Nail polish in The (Islamic) State? It got my attention in Peter Kosminsky’s TV drama

RASHMEE ROSHAN LALL August 21, 2017

Scenes from Peter Kosminksy’s The State

Golden Globe and BAFTA Award-winning director Peter Kosminsky’s much-heralded four-part British television drama series on radicalised Britons entering ISIS/ ISIL/ Islamic State had many gripping moments, but it was the nail polish that stayed with me.

An older woman – western or Lebanese? I wasn’t sure which – sported blood red nail polish in the first part of ‘The State’, screened on Channel 4 on Sunday (August 23). The woman served as mentor to female ISIS recruits newly arrived in Syria from the West. She was carefully garbed in regulation head-to-toe black and had the spiel down pat. And she had those red nails.
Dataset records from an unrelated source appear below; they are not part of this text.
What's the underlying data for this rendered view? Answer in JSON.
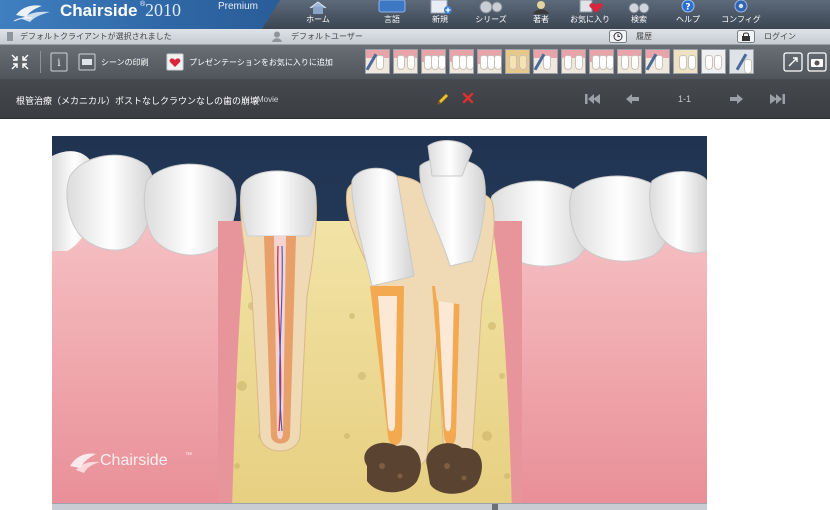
{
  "app": {
    "name": "Chairside",
    "trademark": "®",
    "year": "2010",
    "edition": "Premium"
  },
  "nav": [
    {
      "id": "home",
      "label": "ホーム",
      "icon": "home-icon"
    },
    {
      "id": "language",
      "label": "言語",
      "icon": "language-icon"
    },
    {
      "id": "new",
      "label": "新規",
      "icon": "new-document-icon"
    },
    {
      "id": "series",
      "label": "シリーズ",
      "icon": "film-reel-icon"
    },
    {
      "id": "author",
      "label": "著者",
      "icon": "user-icon"
    },
    {
      "id": "favorites",
      "label": "お気に入り",
      "icon": "heart-icon"
    },
    {
      "id": "search",
      "label": "検索",
      "icon": "binoculars-icon"
    },
    {
      "id": "help",
      "label": "ヘルプ",
      "icon": "help-icon"
    },
    {
      "id": "config",
      "label": "コンフィグ",
      "icon": "gear-icon"
    }
  ],
  "status": {
    "client": "デフォルトクライアントが選択されました",
    "user": "デフォルトユーザー",
    "history": "履歴",
    "login": "ログイン"
  },
  "toolbar": {
    "print_scene": "シーンの印刷",
    "add_favorite": "プレゼンテーションをお気に入りに追加"
  },
  "scene": {
    "title": "根管治療（メカニカル）ポストなしクラウンなしの歯の崩壊",
    "type": "Movie",
    "page": "1-1"
  },
  "video": {
    "watermark": "Chairside",
    "watermark_tm": "™"
  },
  "colors": {
    "header_top": "#5d6a7a",
    "logo_blue": "#2f67a6",
    "toolbar_gray": "#5e636a",
    "titlebar_dark": "#3f4247",
    "gum_pink": "#f3b4b8",
    "bone_yellow": "#ecd98f",
    "dentin_orange": "#f4a54e",
    "background_navy": "#1f3350"
  }
}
Anyone who knows anything about modern Islam – and the controversies about piety and permissible fashion and behaviour that regularly erupt therein – might wonder how and why that woman wore nail polish. Let me explain. Even though the Quran is silent about nail polish (!) as are   early (by which I mean the first few hundred years of Islam) pronouncements on how to prepare for prayer, there is a belief among some sections of the Muslim community that it’s simply not acceptable to pray wearing nail polish. This, because the polish creates a waterproof barrier that prevents the proper completion of the pre-prayer ritual of wudu (washing).

Accordingly, orthodox Muslim women (in South Asia, the Middle East, Africa and elsewhere) prefer to stain their nails with henna rather than wear nail polish.
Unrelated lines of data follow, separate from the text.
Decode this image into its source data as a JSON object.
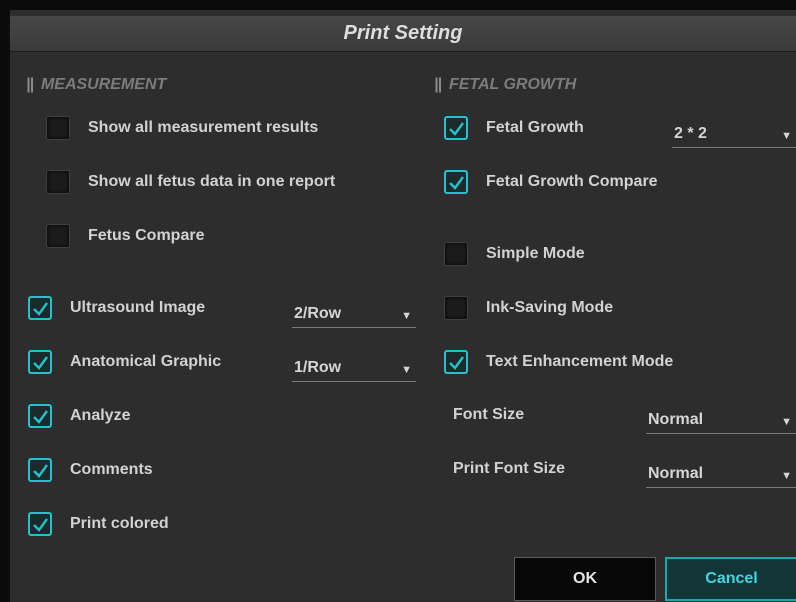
{
  "title": "Print Setting",
  "measurement": {
    "title": "MEASUREMENT",
    "items": [
      {
        "label": "Show all measurement results",
        "checked": false
      },
      {
        "label": "Show all fetus data in one report",
        "checked": false
      },
      {
        "label": "Fetus Compare",
        "checked": false
      }
    ]
  },
  "general": {
    "items": [
      {
        "label": "Ultrasound Image",
        "checked": true
      },
      {
        "label": "Anatomical Graphic",
        "checked": true
      },
      {
        "label": "Analyze",
        "checked": true
      },
      {
        "label": "Comments",
        "checked": true
      },
      {
        "label": "Print colored",
        "checked": true
      }
    ],
    "ultrasound_image_select": "2/Row",
    "anatomical_graphic_select": "1/Row"
  },
  "fetal_growth": {
    "title": "FETAL GROWTH",
    "items": [
      {
        "label": "Fetal Growth",
        "checked": true
      },
      {
        "label": "Fetal Growth Compare",
        "checked": true
      },
      {
        "label": "Simple Mode",
        "checked": false
      },
      {
        "label": "Ink-Saving Mode",
        "checked": false
      },
      {
        "label": "Text Enhancement Mode",
        "checked": true
      }
    ],
    "layout_select": "2 * 2",
    "font_size_label": "Font Size",
    "font_size_value": "Normal",
    "print_font_size_label": "Print Font Size",
    "print_font_size_value": "Normal"
  },
  "buttons": {
    "ok": "OK",
    "cancel": "Cancel"
  },
  "colors": {
    "accent": "#21c3cf",
    "background": "#2d2d2d",
    "title_bar": "#3f3f3f"
  },
  "icons": {
    "dropdown": "triangle-down-icon",
    "check": "checkmark-icon",
    "section": "double-bar-icon"
  }
}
Which brings me back to the female mentor with fashionable nails in Mr Kosminsky’s drama on ISIL. Would she really have worn nail polish?
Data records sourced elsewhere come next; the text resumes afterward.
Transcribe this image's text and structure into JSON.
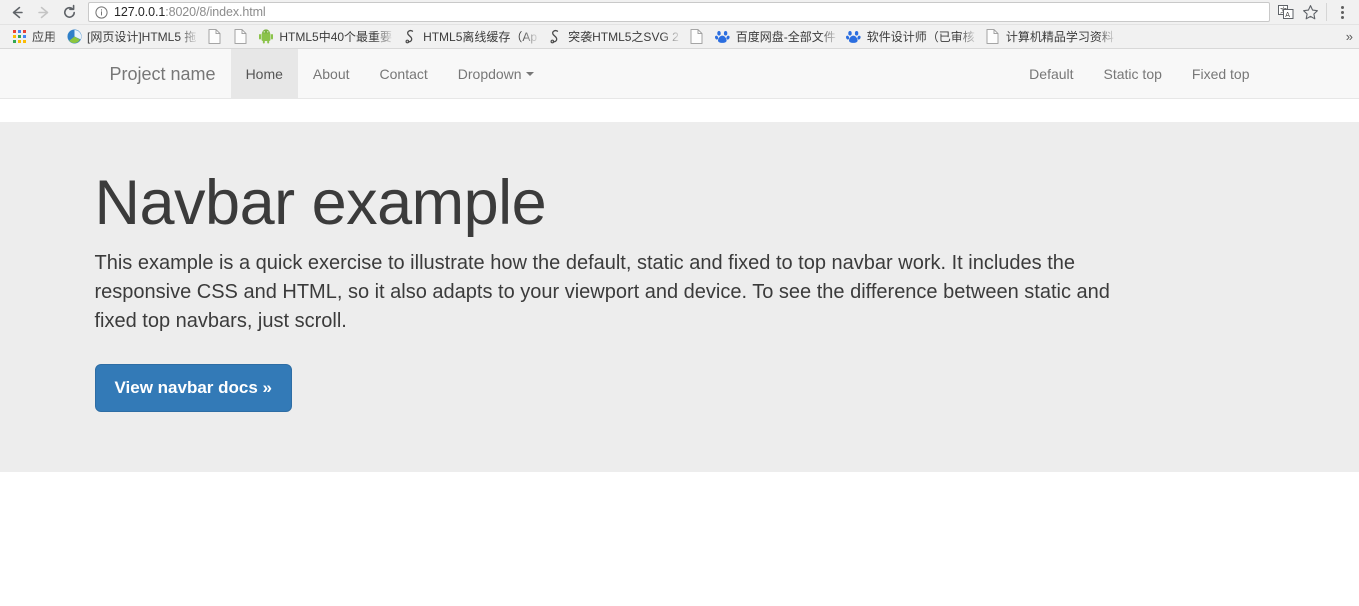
{
  "browser": {
    "back_label": "Back",
    "forward_label": "Forward",
    "reload_label": "Reload",
    "url_host": "127.0.0.1",
    "url_rest": ":8020/8/index.html",
    "url_full": "127.0.0.1:8020/8/index.html",
    "site_info_icon": "info-circle-icon",
    "translate_icon": "translate-icon",
    "bookmark_star_icon": "star-icon",
    "menu_icon": "three-dot-menu-icon",
    "bookmarks": [
      {
        "label": "应用",
        "icon": "apps-grid-icon"
      },
      {
        "label": "[网页设计]HTML5 拖",
        "icon": "colored-site-icon"
      },
      {
        "label": "",
        "icon": "page-icon"
      },
      {
        "label": "",
        "icon": "page-icon"
      },
      {
        "label": "HTML5中40个最重要",
        "icon": "android-icon"
      },
      {
        "label": "HTML5离线缓存（Ap",
        "icon": "anchor-icon"
      },
      {
        "label": "突袭HTML5之SVG 2",
        "icon": "anchor-icon"
      },
      {
        "label": "",
        "icon": "page-icon"
      },
      {
        "label": "百度网盘-全部文件",
        "icon": "baidu-icon"
      },
      {
        "label": "软件设计师（已审核",
        "icon": "baidu-icon"
      },
      {
        "label": "计算机精品学习资料",
        "icon": "page-icon"
      }
    ],
    "overflow_label": "»"
  },
  "navbar": {
    "brand": "Project name",
    "left_items": [
      {
        "label": "Home",
        "active": true,
        "caret": false
      },
      {
        "label": "About",
        "active": false,
        "caret": false
      },
      {
        "label": "Contact",
        "active": false,
        "caret": false
      },
      {
        "label": "Dropdown",
        "active": false,
        "caret": true
      }
    ],
    "right_items": [
      {
        "label": "Default"
      },
      {
        "label": "Static top"
      },
      {
        "label": "Fixed top"
      }
    ]
  },
  "jumbotron": {
    "title": "Navbar example",
    "paragraph": "This example is a quick exercise to illustrate how the default, static and fixed to top navbar work. It includes the responsive CSS and HTML, so it also adapts to your viewport and device. To see the difference between static and fixed top navbars, just scroll.",
    "button_label": "View navbar docs »"
  },
  "colors": {
    "navbar_bg": "#f8f8f8",
    "navbar_active_bg": "#e7e7e7",
    "jumbotron_bg": "#ededed",
    "button_bg": "#337ab7",
    "button_border": "#2e6da4",
    "text_muted": "#777777",
    "heading": "#3b3b3b"
  }
}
To me, it initially seemed an oversight. (Akin perhaps to the watch allegedly worn by Ben Hur’s opponent, something that’s highly improbable in ancient Rome.)

But then I wondered if it was meant to represent the faith-friendly innovations that have come up with respect to nail polish. A wudu-friendly one came on the market four years ago. Perhaps the ISIL mentor was wearing that?